Graphics Card | H100 NVL | H100 SXM5 | H100 PCIe |
---|---|---|---|
GPU | Hopper (GH100) x 2 |
Hopper (GH100) |
Hopper (GH100) |
Process | 4N (TSMC) |
4N (TSMC) |
4N (TSMC) |
FP32 performance | 134 TFLOPS | 67 TFLOPS | 51 TFLOPS |
FP16 Tensor Performance 1 | 3,958 TFLOPS | 1,979 TFLOPS | 1,513 TFLOPS |
GPU boost clock speeds | TBD | TBD | TBD |
GPU Memory | 188GB HBM3 (94GB x 2) |
80GB HBM3 | 80GB HBM2e |
Memory clock speed | TBD | TBD | TBD |
Memory bus width | TBD | 5120-bit | 5120-bit |
Memory bandwidth | 7.8TB/s | 3.35TB/s | 2TB/s |
Interconnect | 3rd-gen NVLink Bridge (600GB/s) + PCIe 5.0 |
4th-gen NVLink (900GB/s) + PCIe 5.0 |
3rd-gen NVLink (600GB/s) + PCIe 5.0 |
GPU board form factor | Dual PCIe 5.0, air-cooled | SXM5 | PCIe 5.0, air-cooled |
TDP | 2x 350-400W (configurable) |
700W | 350W |
Price | -- | -- | -- |
1. Effective Tensor performance with and without using the Sparsity feature.
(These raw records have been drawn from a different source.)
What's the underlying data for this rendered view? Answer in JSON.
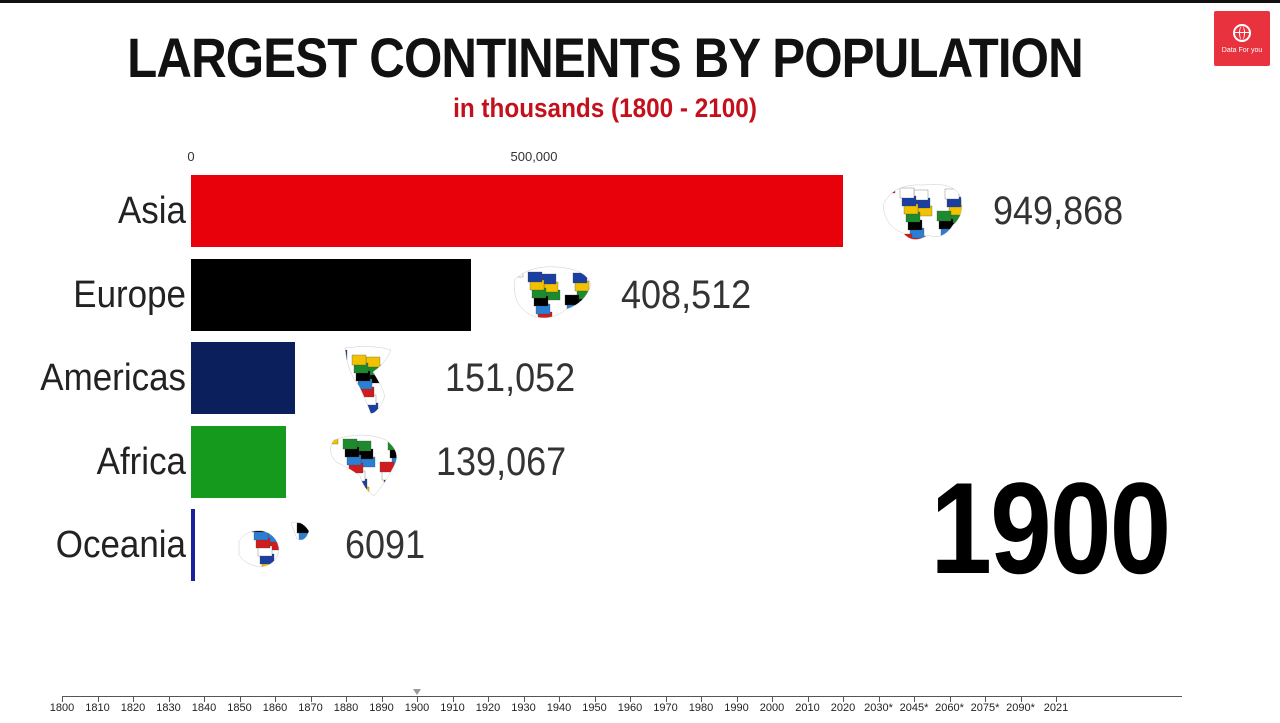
{
  "logo": {
    "text": "Data For you"
  },
  "chart_data": {
    "type": "bar",
    "orientation": "horizontal",
    "title": "LARGEST CONTINENTS BY POPULATION",
    "subtitle": "in thousands (1800 - 2100)",
    "xlim": [
      0,
      1000000
    ],
    "x_ticks": [
      0,
      500000
    ],
    "x_tick_labels": [
      "0",
      "500,000"
    ],
    "categories": [
      "Asia",
      "Europe",
      "Americas",
      "Africa",
      "Oceania"
    ],
    "values": [
      949868,
      408512,
      151052,
      139067,
      6091
    ],
    "value_labels": [
      "949,868",
      "408,512",
      "151,052",
      "139,067",
      "6091"
    ],
    "colors": [
      "#e8000b",
      "#000000",
      "#0b1f5c",
      "#159a1e",
      "#1b1f9e"
    ],
    "icons": [
      "asia-flag-map-icon",
      "europe-flag-map-icon",
      "americas-flag-map-icon",
      "africa-flag-map-icon",
      "oceania-flag-map-icon"
    ],
    "year": "1900",
    "timeline": {
      "labels": [
        "1800",
        "1810",
        "1820",
        "1830",
        "1840",
        "1850",
        "1860",
        "1870",
        "1880",
        "1890",
        "1900",
        "1910",
        "1920",
        "1930",
        "1940",
        "1950",
        "1960",
        "1970",
        "1980",
        "1990",
        "2000",
        "2010",
        "2020",
        "2030*",
        "2045*",
        "2060*",
        "2075*",
        "2090*",
        "2021"
      ],
      "current": "1900"
    }
  }
}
According to NVIDIA, the H100 NVL equipped server (with quad H100 NVL) is over 10x faster than a HGX A100 server (eight H100 SXM) processing GPT-3. That’s a phenomenal increase in language model processing.
4) NVIDIA Grace Hopper for Recommendation Models
Lastly, NVIDIA also has the Grace Hopper super chip to process giant data sets in AI databases and graph recommendation models, where the module’s super fast and low-latency chip-to-chip NVLink-C2C enables over 900GB/s interconnect bandwidth between the ARM-based Grace chip and the Hopper GPU. This allows a giant query to be processed on the CPU and then be immediately transferred over to the Hopper GPU for inference processing that’s over seven times faster than PCI Express 5.0.